Plus généralement, Cause Commune repose sur le pari que le principal moteur de transformation sociale est de faire des habitants des quartiers populaires les acteurs de transformations de leurs conditions d’existence. En effet, concernés directement par les problèmes de leurs quartiers, ils sont les premiers à pouvoir les résoudre. En outre, en suscitant l’expression publique et l’auto-organisation des personnes les plus éloignées des institutions et des prises de décisions politiques, la démarche de Cause Commune reconnaît des compétences chez tous les Hommes et leur égale dignité et contribue à la mise en Ĺ“uvre d’une démocratie effective.
L’équipe n’élabore donc aucun projet de sa propre initiative et ne se pose pas en experte vis-à-vis des habitants. Au contraire, au cours de longs mois, voire de longues années, de contacts de rue, elle tente d’« aller vers » eux, de se faire accueillir et de leur faire prendre conscience de la possibilité qu’ils ont de transformer eux-mêmes leurs conditions d’existence en agissant en lien avec leur environnement. Petit à petit, elle crée des brèches dans la résignation et la peur, très prégnantes dans certains quartiers.
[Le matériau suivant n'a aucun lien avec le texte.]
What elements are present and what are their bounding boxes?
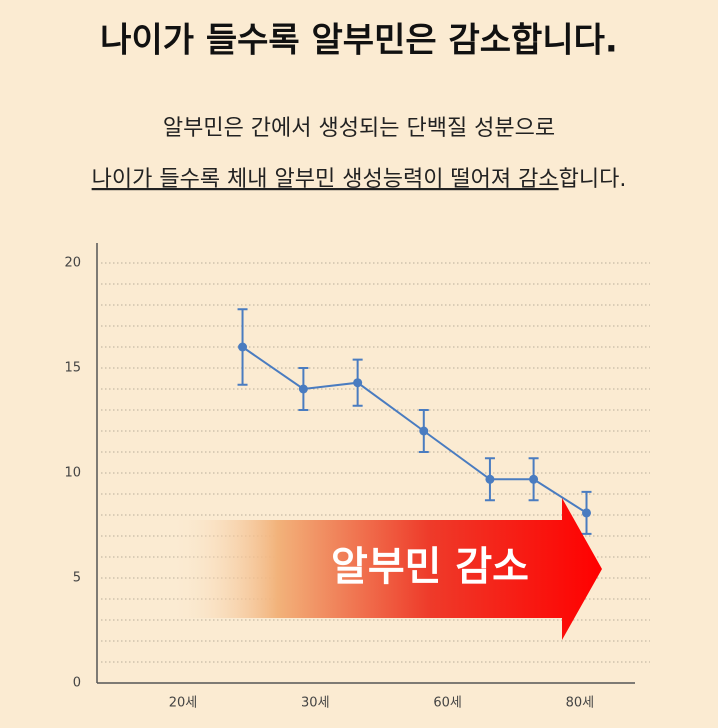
y-tick-label: 10 [64,466,81,481]
point [485,474,495,484]
title: 나이가 들수록 알부민은 감소합니다. [100,21,618,61]
plot: 0 5 10 15 20 20세 30세 60세 80세 알부민 감소 [64,243,650,711]
x-tick-label: 60세 [433,696,462,711]
x-tick-label: 30세 [301,696,330,711]
subtitle: 알부민은 간에서 생성되는 단백질 성분으로 [163,116,555,141]
x-tick-label: 20세 [169,696,198,711]
y-tick-label: 15 [64,361,81,376]
point [238,342,248,352]
subtitle: 합니다. [559,167,627,192]
point [353,378,363,388]
point [419,426,429,436]
arrow [170,498,602,640]
point [582,508,592,518]
annotation: 알부민 감소 [331,544,529,590]
y-tick-label: 5 [73,571,81,586]
point [298,384,308,394]
point [529,474,539,484]
line [241,346,588,514]
y-tick-label: 0 [73,676,81,691]
subtitle-underlined: 나이가 들수록 체내 알부민 생성능력이 떨어져 감소 [92,167,559,192]
y-tick-label: 20 [64,256,81,271]
x-tick-label: 80세 [566,696,595,711]
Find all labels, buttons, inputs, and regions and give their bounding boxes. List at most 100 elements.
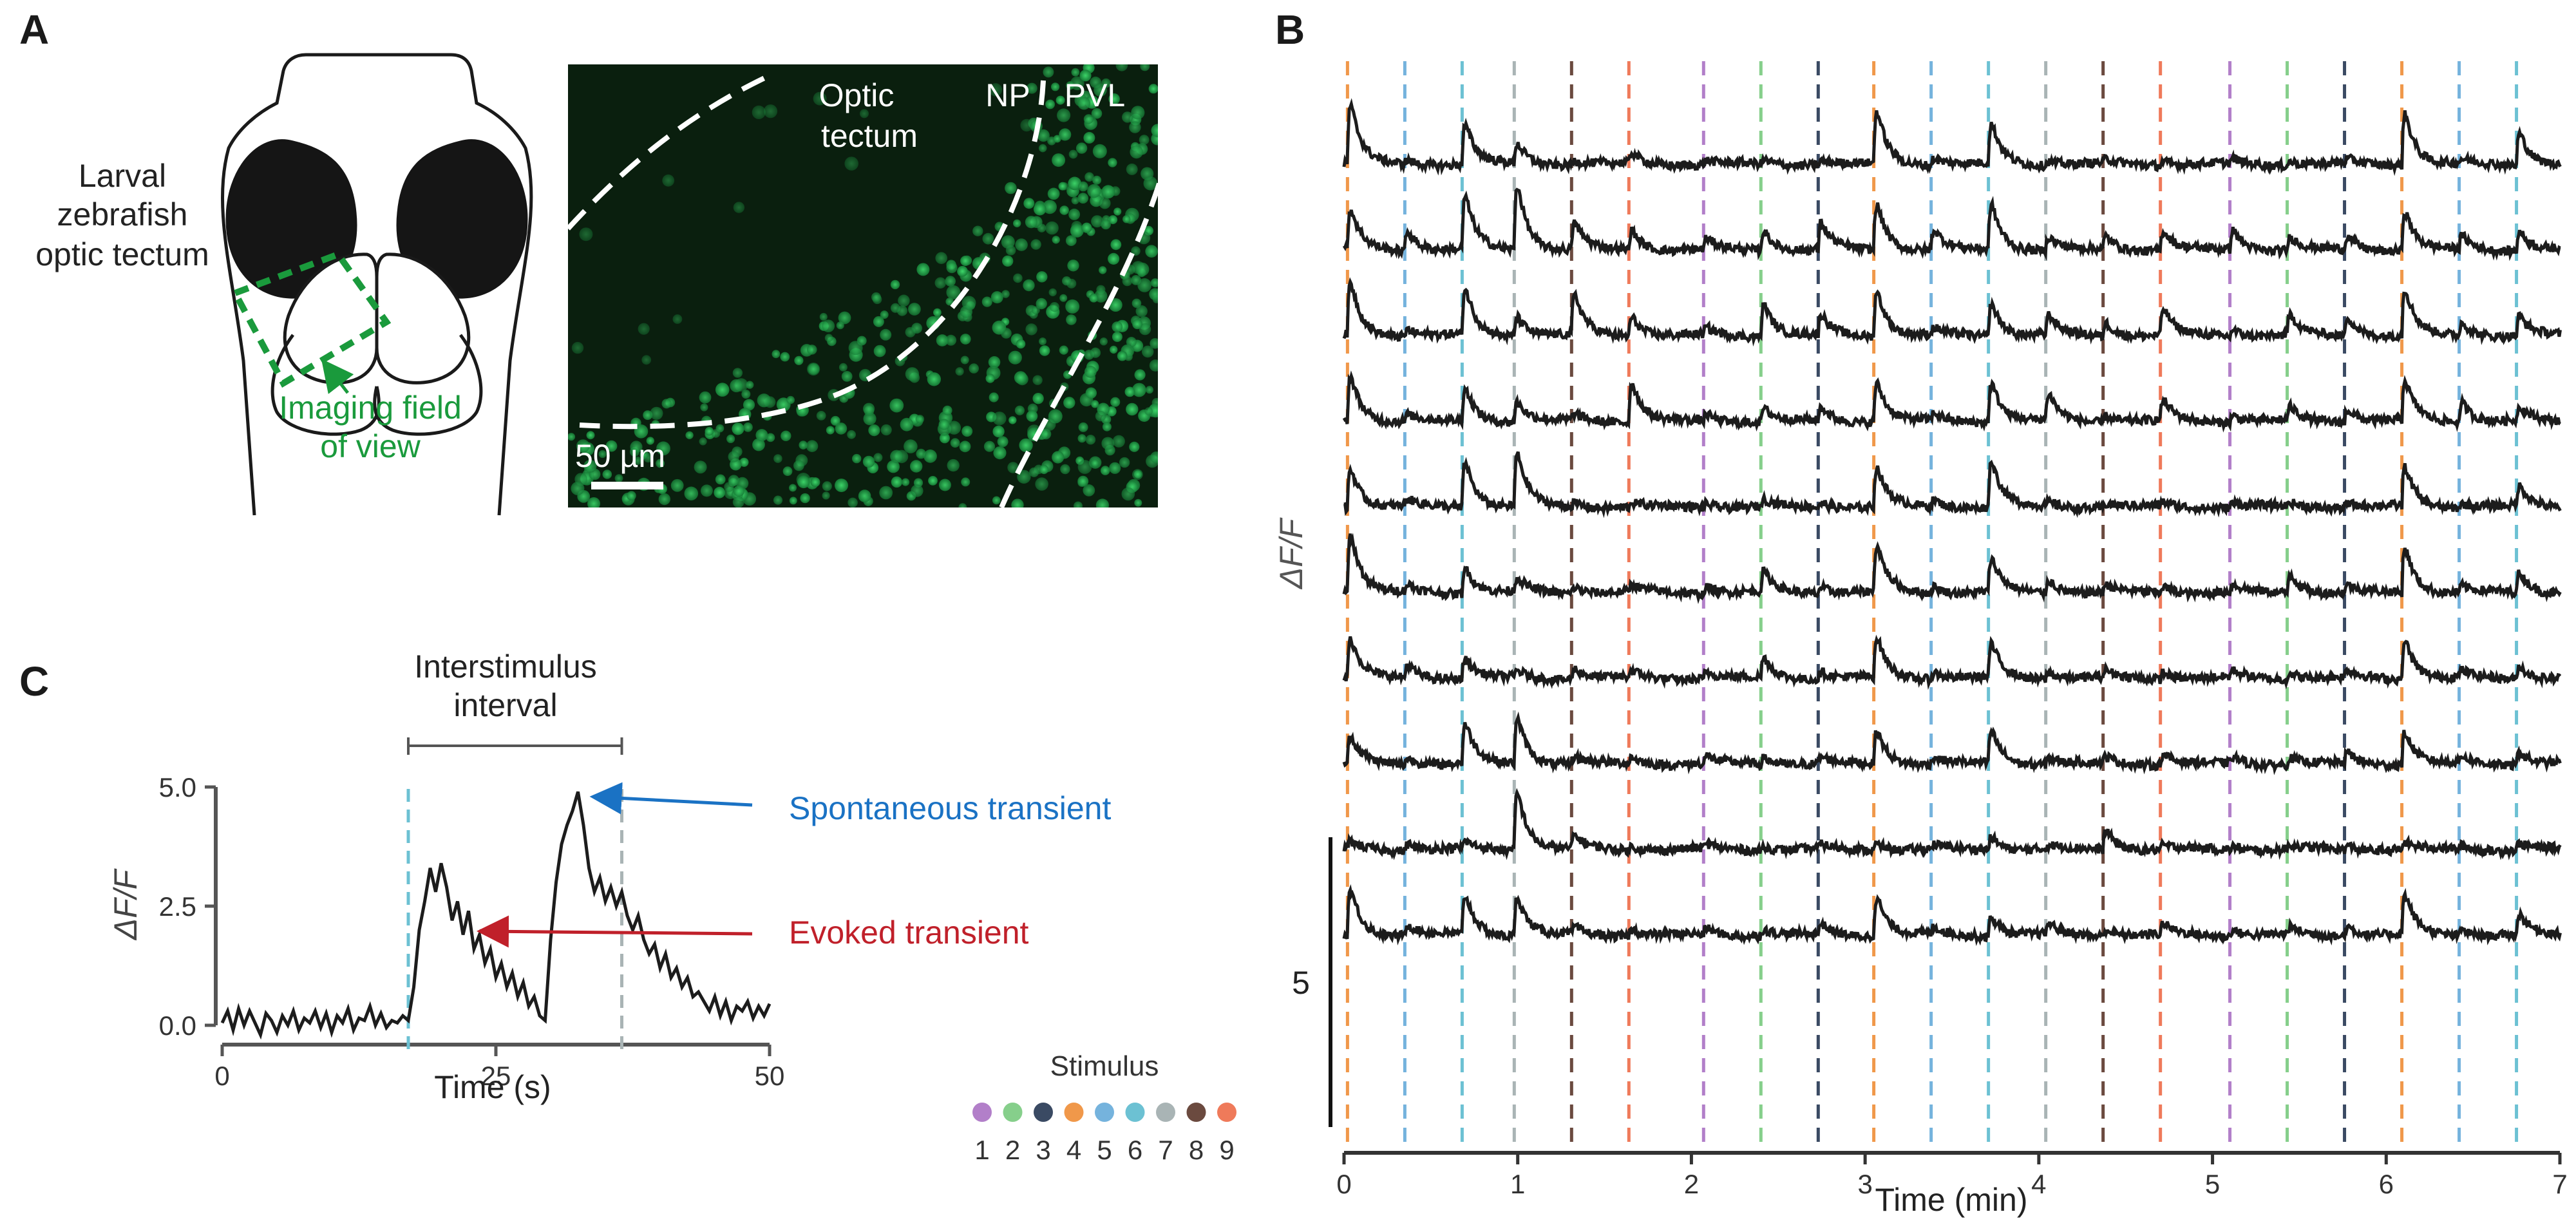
- micrograph-cell: [1026, 82, 1037, 94]
- legend-label: 5: [1097, 1135, 1112, 1165]
- micrograph-cell: [1068, 176, 1082, 191]
- micrograph-cell: [969, 363, 979, 374]
- micrograph-cell: [983, 441, 996, 452]
- micrograph-cell: [1124, 386, 1135, 397]
- micrograph-cell: [945, 276, 956, 287]
- micrograph-cell: [602, 469, 612, 479]
- c-x-axis-label: Time (s): [434, 1069, 551, 1105]
- micrograph-cell: [1066, 314, 1077, 325]
- micrograph-cell: [732, 368, 743, 378]
- micrograph-cell: [782, 466, 793, 477]
- micrograph-cell: [992, 320, 1007, 335]
- micrograph-cell: [1099, 337, 1108, 346]
- micrograph-cell: [947, 421, 961, 435]
- micrograph-cell: [1099, 197, 1111, 209]
- micrograph-cell: [1070, 223, 1084, 238]
- micrograph-cell: [1049, 302, 1059, 312]
- micrograph-cell: [670, 479, 684, 492]
- micrograph-cell: [1023, 279, 1035, 292]
- micrograph-cell: [1079, 70, 1092, 82]
- micrograph-cell: [1117, 350, 1128, 361]
- micrograph-cell: [1032, 306, 1040, 314]
- micrograph-cell: [746, 381, 754, 389]
- micrograph-cell: [959, 441, 971, 453]
- micrograph-cell: [583, 459, 597, 473]
- micrograph-cell: [1033, 202, 1046, 216]
- micrograph-cell: [714, 486, 726, 498]
- micrograph-cell: [1077, 460, 1092, 474]
- micrograph-cell: [1078, 181, 1088, 192]
- micrograph-cell: [614, 474, 623, 483]
- schematic-title-line-2: zebrafish: [57, 196, 188, 232]
- micrograph-cell: [1015, 238, 1028, 251]
- micrograph-cell: [880, 328, 892, 341]
- micrograph-cell: [879, 486, 893, 500]
- micrograph-cell: [1063, 397, 1075, 409]
- micrograph-cell: [911, 323, 922, 334]
- micrograph-cell: [961, 296, 976, 310]
- right-tectum-lobe: [375, 252, 471, 384]
- micrograph-cell: [972, 225, 983, 236]
- micrograph-cell: [873, 316, 884, 327]
- c-ticks: 0 25 50 0.0 2.5 5.0: [159, 772, 785, 1091]
- micrograph-cell: [1043, 66, 1054, 78]
- micrograph-cell: [848, 497, 858, 507]
- b-x-tick-label: 7: [2552, 1169, 2567, 1199]
- micrograph-cell: [1060, 464, 1070, 475]
- micrograph-cell: [1089, 293, 1099, 303]
- legend-label: 1: [974, 1135, 989, 1165]
- micrograph-cell: [960, 356, 969, 365]
- micrograph-cell: [699, 391, 712, 404]
- micrograph-cell: [1083, 131, 1095, 144]
- micrograph-cell: [1108, 298, 1122, 312]
- micrograph-cell: [1045, 99, 1055, 109]
- b-x-tick-label: 1: [1510, 1169, 1525, 1199]
- micrograph-cell: [1052, 153, 1066, 167]
- micrograph-cell: [1059, 128, 1072, 141]
- micrograph-cell: [1137, 278, 1152, 292]
- micrograph-cell: [685, 431, 694, 439]
- panel-b-traces: 0 1 2 3 4 5 6 7 Time (min) ΔF/F 5: [1273, 61, 2568, 1218]
- evoked-arrow: [477, 915, 753, 948]
- micrograph-cell: [838, 363, 848, 372]
- micrograph-cell: [852, 453, 862, 464]
- c-y-tick-label: 2.5: [159, 891, 196, 922]
- c-x-tick-label: 50: [755, 1061, 785, 1091]
- micrograph-cell: [1065, 235, 1077, 246]
- micrograph-cell: [961, 477, 971, 487]
- micrograph-cell: [933, 308, 942, 317]
- micrograph-cell: [1071, 68, 1080, 77]
- micrograph-cell: [989, 392, 999, 403]
- optic-tectum-label-line-2: tectum: [821, 118, 918, 154]
- micrograph-cell: [935, 252, 947, 265]
- micrograph-cell: [733, 202, 745, 213]
- micrograph-cell: [700, 484, 713, 497]
- micrograph-cell: [1085, 435, 1096, 445]
- micrograph-cell: [1108, 252, 1120, 265]
- right-eye-shape: [396, 139, 528, 299]
- micrograph-cell: [816, 411, 826, 421]
- micrograph-cell: [656, 441, 670, 456]
- micrograph-cell: [1009, 416, 1017, 424]
- legend-label: 8: [1189, 1135, 1204, 1165]
- micrograph-cell: [807, 363, 820, 376]
- micrograph-cell: [1139, 323, 1151, 336]
- micrograph-cell: [1059, 205, 1069, 215]
- micrograph-cell: [868, 424, 880, 437]
- micrograph-cell: [873, 453, 883, 462]
- fov-label-line-1: Imaging field: [279, 390, 462, 426]
- micrograph-cell: [960, 256, 971, 266]
- micrograph-cell: [1035, 477, 1048, 491]
- legend-swatch: [1064, 1103, 1084, 1122]
- legend-swatch: [1217, 1103, 1236, 1122]
- micrograph-cell: [638, 323, 650, 335]
- micrograph-cell: [1032, 375, 1043, 385]
- micrograph-cell: [1068, 149, 1078, 159]
- micrograph-cell: [1101, 219, 1111, 230]
- micrograph-cell: [927, 372, 942, 386]
- micrograph-cell: [1145, 386, 1153, 394]
- b-trace-line: [1342, 370, 2561, 433]
- micrograph-cell: [730, 379, 743, 393]
- micrograph-cell: [836, 321, 844, 330]
- micrograph-cell: [1143, 176, 1158, 191]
Elle suscite l’envie des habitants de se mobiliser, de se regrouper et d’agir ensemble, en se souciant particulièrement de ceux qui sont éloignés de la participation à la vie publique. Elle les aide à identifier leurs problèmes et les motifs de leurs colères (questions de logements ou d’équipements, conflits entre habitants, problèmes de propreté, mauvaises conditions de vie etc.), elle suscite la création de collectifs ou d’associations d’habitants, puis elle les accompagne dans leurs luttes et leurs projets, en privilégiant un mode d’action non violent. Par ailleurs, les animateurs du projet Cause Commune veillent à ne pas se substituer au travail mené par les autres institutions (Centres sociaux, MJC, écoles, associations…). Bien au contraire, ils cherchent à travailler en partenariat avec elles.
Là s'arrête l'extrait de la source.